M-68: Beer in PET: The answer to beer packaging headaches

A. P. STOWITTS (1); (1) Krones Inc., Franklin, WI, U.S.A.


Consumers want more beer styles, flavors, and experiences than ever before. The brewing industry is more dynamic and competitive than ever. Yet, the packaging materials used for our products are just “reduced and reused” versions of what has been used for decades. Utilizing a scalable self-manufacture approach to your packaging requirements could be a game-changer for profitability and flexibility. PET bottles for single- and multi-serve beer packaging will unlock an influx of technology and control. The production facility doesn’t have to stock warehouses full of empty containers, creating a nearly on-demand, yet comparatively flexible, production stream, plus no shipping of your packages filled with air. Your bottle can be easily changed to freshen up the marketing or customize the image. Marketing is a huge part of the beer industry, and PET can make the difference. The carbon footprint of each beer is lowered by reducing the energy needed to produce and recycle the package (glass and aluminum)—not to mention huge savings in shipping compared to glass due to the significant reduction in weight. In regard specifically to multi-serve and keg systems, the potential of switching to PET has been widely discussed recently, and the benefits not yet fully realized. A new market is approaching, and you can steer it and benefit from it, or let it happen to you.

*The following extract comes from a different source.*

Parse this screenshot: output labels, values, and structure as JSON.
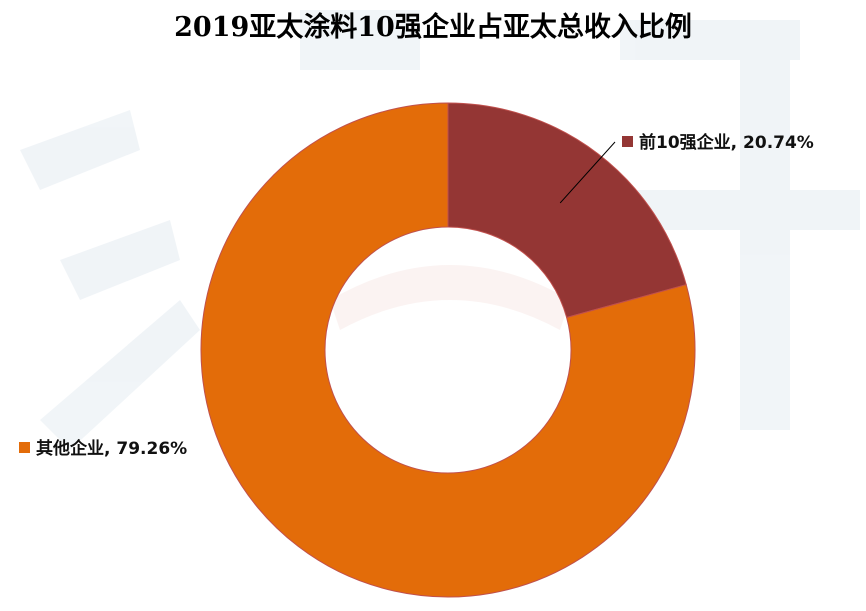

Adam Stowitts is currently the product manager for blowmolding with Krones Inc. in Milwaukee, WI. In this role, he has lead responsibility for technical sales of new blowmolder technology and blow-fill blocked equipment. Following his mechanical engineering degree from the University of Wisconsin-Stout, he has been in the packaging R&D and equipment field for 12 years, starting with Ball Packaging and now Krones Inc. During that time he also earned his MBA from the University of Phoenix, with a concentration in technology management, and was awarded four separate utility patents for bottle design. With expertise in plastics and working across many beverage industry segments, while focused on engineering, manufacturing, field service, training, marketing, and sales, his approach reflects this cross-sector background with broad responsibilities.